In tema di nascite, il regolamento della Salute fissa al 25% la quota massima di cesarei primari per le maternità con più di 1.000 parti annui e 15% per le maternità con meno di 1.000 parti annui. Il ricorso al parto cesareo, rispetto a quello naturale, comporta maggiori rischi per la donna e per il bambino ed è richiesto solo in caso di indicazioni cliniche specifiche. I dati indicano che la proporzione di parti cesarei primari continua a scendere progressivamente dal 29% del 2010 al 25% del 2015. Negli ultimi 5 anni sono circa 45mila le donne alle quali è stato risparmiato un taglio cesareo primario, di cui 12.000 nel 2015. Rimangono ancora significative le differenze tra le Regioni del nord Italia e le Regioni del sud, con valori medi rispettivamente inferiori e superiori al 20% e che, nel caso della Campania sono stabili al 50%. Fa eccezione la Liguria, con risultati analoghi a quelli delle Regioni del Sud. Per quanto riguarda, poi, la mortalità a 30 giorni dal ricovero per infarto acuto del miocardio, i risultati del 2015 evidenziano una diminuzione che continua, dal 10,4% del 2010 al 9,0% del 2015. Risulta bassa la variabilità interregionale e discreta quella intra regionale, con valori che variano da un minimo dell’1,3% a un massimo del 25%.

Passando all’analisi degli indicatori di ospedalizzazione, utile anche come elemento di valutazione indiretta della qualità delle cure territoriali, il Pne individua le aziende sanitarie in cui viene effettuato un numero elevato di ospedalizzazioni potenzialmente evitabili in caso di una corretta presa in carico del paziente a livello territoriale. Nello specifico, grazie a questi indicatori, si rileva che nel 2015 il numero di ricoveri di alcune tipologie a rischio di inappropriatezza risulta diminuito. In dettaglio, il tasso di ospedalizzazione per broncopneumopatia cronica ostruttiva (Bpco) si è ridotto progressivamente dal 2,5‰ nel 2010 al 2,1‰ nel 2015. Si stima che nel 2015 siano circa 16.000 i pazienti a cui è stata risparmiata una ospedalizzazione potenzialmente evitabile. Diminuite anche le ospedalizzazioni per un altro intervento chirurgico a elevato rischio di inappropriatezza: l’appendicectomia. Il tasso di ospedalizzazione per questo intervento in modalità laparotomica è diminuito progressivamente nel tempo, passando dall’1,25 del 2010 allo 0,73 del 2015, a fronte di un aumento dei ricoveri per appendicectomia laparoscopica che è passata dal 0,49 al 0,63%. L’offerta di intervento di appendicectomia laparoscopica, è molto più alta nelle Regioni del Nord rispetto alle Regioni del Sud.

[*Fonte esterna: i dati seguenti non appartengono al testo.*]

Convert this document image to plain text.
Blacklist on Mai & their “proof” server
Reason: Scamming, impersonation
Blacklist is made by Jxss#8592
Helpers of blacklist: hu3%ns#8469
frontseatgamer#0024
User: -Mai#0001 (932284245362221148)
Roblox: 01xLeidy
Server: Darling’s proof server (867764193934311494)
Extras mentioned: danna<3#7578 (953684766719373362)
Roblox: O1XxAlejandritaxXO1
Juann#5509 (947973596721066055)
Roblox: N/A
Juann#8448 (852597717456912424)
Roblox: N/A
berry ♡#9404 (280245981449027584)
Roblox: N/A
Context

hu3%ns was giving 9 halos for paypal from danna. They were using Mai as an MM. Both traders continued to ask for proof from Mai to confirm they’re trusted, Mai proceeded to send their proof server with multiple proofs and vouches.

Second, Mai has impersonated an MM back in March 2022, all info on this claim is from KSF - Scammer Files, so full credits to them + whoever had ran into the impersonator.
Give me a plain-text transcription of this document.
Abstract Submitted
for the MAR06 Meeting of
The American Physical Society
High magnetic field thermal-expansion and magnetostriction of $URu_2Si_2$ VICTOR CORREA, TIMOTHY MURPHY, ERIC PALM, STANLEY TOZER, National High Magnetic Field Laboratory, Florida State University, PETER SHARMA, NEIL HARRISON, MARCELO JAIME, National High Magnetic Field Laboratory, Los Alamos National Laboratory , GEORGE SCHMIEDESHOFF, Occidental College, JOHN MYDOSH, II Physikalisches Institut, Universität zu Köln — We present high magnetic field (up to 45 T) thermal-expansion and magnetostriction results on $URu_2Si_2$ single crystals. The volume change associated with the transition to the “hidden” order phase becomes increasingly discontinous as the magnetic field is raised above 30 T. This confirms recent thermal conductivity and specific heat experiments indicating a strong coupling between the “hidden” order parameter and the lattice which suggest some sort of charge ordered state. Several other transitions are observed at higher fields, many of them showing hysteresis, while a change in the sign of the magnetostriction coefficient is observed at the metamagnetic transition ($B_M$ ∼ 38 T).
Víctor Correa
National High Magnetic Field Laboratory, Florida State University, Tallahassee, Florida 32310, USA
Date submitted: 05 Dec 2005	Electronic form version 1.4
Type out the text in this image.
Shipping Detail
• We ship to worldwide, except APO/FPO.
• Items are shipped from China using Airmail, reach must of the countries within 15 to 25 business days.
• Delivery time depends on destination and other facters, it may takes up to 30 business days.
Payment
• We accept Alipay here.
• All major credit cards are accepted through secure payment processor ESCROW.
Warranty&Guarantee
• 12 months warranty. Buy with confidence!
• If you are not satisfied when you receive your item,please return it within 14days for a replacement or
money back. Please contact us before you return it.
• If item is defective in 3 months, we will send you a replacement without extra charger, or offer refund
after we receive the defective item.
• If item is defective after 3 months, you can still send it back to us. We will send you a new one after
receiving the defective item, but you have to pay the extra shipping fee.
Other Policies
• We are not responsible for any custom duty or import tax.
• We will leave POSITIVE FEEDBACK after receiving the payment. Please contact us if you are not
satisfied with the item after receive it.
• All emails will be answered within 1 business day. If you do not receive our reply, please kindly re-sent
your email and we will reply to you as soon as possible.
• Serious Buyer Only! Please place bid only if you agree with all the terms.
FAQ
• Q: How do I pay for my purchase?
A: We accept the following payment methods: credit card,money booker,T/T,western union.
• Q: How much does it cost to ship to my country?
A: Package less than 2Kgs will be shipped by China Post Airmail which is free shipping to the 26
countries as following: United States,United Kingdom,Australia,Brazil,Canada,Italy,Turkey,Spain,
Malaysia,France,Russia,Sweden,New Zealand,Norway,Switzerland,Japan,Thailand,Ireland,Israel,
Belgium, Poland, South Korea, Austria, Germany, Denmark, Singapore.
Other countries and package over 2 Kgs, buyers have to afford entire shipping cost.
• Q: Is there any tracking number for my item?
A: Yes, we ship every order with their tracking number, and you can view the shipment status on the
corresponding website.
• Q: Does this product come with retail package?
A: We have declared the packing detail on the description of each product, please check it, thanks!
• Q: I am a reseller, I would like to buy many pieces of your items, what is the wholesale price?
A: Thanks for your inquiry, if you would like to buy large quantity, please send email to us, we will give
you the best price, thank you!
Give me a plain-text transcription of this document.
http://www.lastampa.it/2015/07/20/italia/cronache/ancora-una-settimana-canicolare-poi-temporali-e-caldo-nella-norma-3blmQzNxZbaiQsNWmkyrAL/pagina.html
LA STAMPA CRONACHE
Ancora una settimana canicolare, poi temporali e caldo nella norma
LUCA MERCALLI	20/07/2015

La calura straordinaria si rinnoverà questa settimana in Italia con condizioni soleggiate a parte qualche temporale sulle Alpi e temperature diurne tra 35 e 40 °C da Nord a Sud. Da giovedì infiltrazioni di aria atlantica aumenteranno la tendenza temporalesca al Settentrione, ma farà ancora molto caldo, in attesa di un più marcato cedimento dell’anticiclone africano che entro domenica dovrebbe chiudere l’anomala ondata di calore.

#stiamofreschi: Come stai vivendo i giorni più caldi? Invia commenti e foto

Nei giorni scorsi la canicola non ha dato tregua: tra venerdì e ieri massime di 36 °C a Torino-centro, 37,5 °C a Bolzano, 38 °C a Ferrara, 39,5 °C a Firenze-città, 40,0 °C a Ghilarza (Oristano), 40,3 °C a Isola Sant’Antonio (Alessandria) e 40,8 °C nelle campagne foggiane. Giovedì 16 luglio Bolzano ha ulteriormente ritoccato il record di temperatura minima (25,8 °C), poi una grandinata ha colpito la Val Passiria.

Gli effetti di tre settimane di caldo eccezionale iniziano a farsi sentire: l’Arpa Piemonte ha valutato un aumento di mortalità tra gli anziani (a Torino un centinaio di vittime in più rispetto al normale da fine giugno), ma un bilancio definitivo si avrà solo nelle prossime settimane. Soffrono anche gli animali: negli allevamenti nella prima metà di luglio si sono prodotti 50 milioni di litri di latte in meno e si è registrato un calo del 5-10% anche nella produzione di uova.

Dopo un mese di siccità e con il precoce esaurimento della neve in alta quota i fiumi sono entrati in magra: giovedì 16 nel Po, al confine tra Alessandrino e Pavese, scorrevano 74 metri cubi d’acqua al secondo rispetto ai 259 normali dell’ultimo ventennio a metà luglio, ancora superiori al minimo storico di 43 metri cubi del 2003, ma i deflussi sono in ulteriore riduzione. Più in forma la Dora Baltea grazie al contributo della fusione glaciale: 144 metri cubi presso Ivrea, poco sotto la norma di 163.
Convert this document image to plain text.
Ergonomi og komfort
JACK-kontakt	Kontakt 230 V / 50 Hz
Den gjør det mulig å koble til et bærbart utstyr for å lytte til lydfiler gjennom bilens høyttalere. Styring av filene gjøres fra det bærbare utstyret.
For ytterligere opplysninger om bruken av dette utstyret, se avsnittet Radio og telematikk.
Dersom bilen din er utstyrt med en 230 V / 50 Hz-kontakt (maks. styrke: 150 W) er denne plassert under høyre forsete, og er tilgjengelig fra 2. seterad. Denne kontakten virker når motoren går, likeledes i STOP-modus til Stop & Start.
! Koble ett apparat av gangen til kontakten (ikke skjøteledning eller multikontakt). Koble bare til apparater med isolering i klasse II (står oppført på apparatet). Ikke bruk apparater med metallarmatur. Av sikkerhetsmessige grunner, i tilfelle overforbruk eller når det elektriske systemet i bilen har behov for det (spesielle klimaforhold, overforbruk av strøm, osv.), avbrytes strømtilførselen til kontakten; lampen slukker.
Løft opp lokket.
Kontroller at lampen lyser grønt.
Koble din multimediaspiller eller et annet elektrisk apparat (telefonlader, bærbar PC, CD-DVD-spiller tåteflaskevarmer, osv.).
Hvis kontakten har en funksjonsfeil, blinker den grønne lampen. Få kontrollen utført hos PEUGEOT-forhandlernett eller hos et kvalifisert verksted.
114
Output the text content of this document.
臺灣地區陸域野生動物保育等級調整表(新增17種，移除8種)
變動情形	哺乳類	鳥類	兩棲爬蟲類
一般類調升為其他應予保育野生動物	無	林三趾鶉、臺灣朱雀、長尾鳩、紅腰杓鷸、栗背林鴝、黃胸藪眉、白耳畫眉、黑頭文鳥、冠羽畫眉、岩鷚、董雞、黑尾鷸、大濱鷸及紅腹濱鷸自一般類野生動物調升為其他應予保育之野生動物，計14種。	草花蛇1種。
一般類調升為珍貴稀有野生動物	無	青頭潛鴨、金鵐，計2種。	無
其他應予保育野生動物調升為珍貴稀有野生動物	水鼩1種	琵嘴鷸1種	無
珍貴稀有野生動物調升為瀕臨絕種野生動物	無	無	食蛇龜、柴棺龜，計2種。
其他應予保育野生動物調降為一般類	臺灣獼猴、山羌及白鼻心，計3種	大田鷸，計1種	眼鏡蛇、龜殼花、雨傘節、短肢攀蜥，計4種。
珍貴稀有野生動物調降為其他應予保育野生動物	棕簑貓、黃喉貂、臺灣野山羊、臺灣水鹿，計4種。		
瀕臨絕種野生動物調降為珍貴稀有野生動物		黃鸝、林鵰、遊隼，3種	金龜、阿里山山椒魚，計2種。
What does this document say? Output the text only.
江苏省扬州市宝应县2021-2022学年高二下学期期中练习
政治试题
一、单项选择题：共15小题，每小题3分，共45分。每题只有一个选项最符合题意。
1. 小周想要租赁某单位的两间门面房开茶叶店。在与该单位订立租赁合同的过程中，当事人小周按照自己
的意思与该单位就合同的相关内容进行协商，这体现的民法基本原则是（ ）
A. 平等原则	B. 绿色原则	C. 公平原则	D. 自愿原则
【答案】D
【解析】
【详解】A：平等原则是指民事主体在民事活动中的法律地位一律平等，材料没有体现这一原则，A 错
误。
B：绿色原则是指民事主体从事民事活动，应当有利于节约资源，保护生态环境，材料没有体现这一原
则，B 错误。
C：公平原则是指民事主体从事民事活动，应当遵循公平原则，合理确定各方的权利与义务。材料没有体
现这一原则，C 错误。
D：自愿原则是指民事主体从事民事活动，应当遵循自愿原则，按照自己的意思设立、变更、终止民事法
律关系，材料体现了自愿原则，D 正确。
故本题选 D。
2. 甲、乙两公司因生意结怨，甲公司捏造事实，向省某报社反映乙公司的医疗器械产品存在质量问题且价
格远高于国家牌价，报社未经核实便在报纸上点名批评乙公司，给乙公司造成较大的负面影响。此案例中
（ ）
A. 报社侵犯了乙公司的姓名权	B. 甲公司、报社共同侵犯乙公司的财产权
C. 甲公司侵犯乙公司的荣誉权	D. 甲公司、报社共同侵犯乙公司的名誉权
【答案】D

Il Pne dedica, inoltre, nelle sue analisi, un particolare approfondimento alla correlazione tra volumi di attività ed esito delle cure. I volumi di attività rappresentano una delle caratteristiche misurabili di processo che possono avere un rilevante impatto sull’efficacia degli interventi e sull’esito delle cure. L’associazione tra volume ed esiti, dimostrata in letteratura e dalle evidenze scientifiche, è confermata anche dalla analisi dei dati nazionali analizzati dal Pne. Per le Breast Unit la soglia minima di 150 interventi chirurgici annui per tumore della mammella. Nel 2015, in Italia, delle 449 strutture ospedaliere che eseguono più di 10 interventi chirurgici per il tumore della mammella, solo 123 (27%) presentano volumi di attività superiore a 150 interventi annui. Passando, poi, al tumore dello stomaco, 309 strutture ospedaliere eseguono più di 5 interventi chirurgici; tra queste, solo 91 strutture (29%) presentano un volume di attività superiore a 20 interventi annui.

Sempre nel 2015, 147 strutture ospedaliere in Italia eseguono più di 5 interventi chirurgici per tumore del polmone; tra queste, solo 37 strutture (25%) presentano un volume di attività superiore a 100 interventi annui.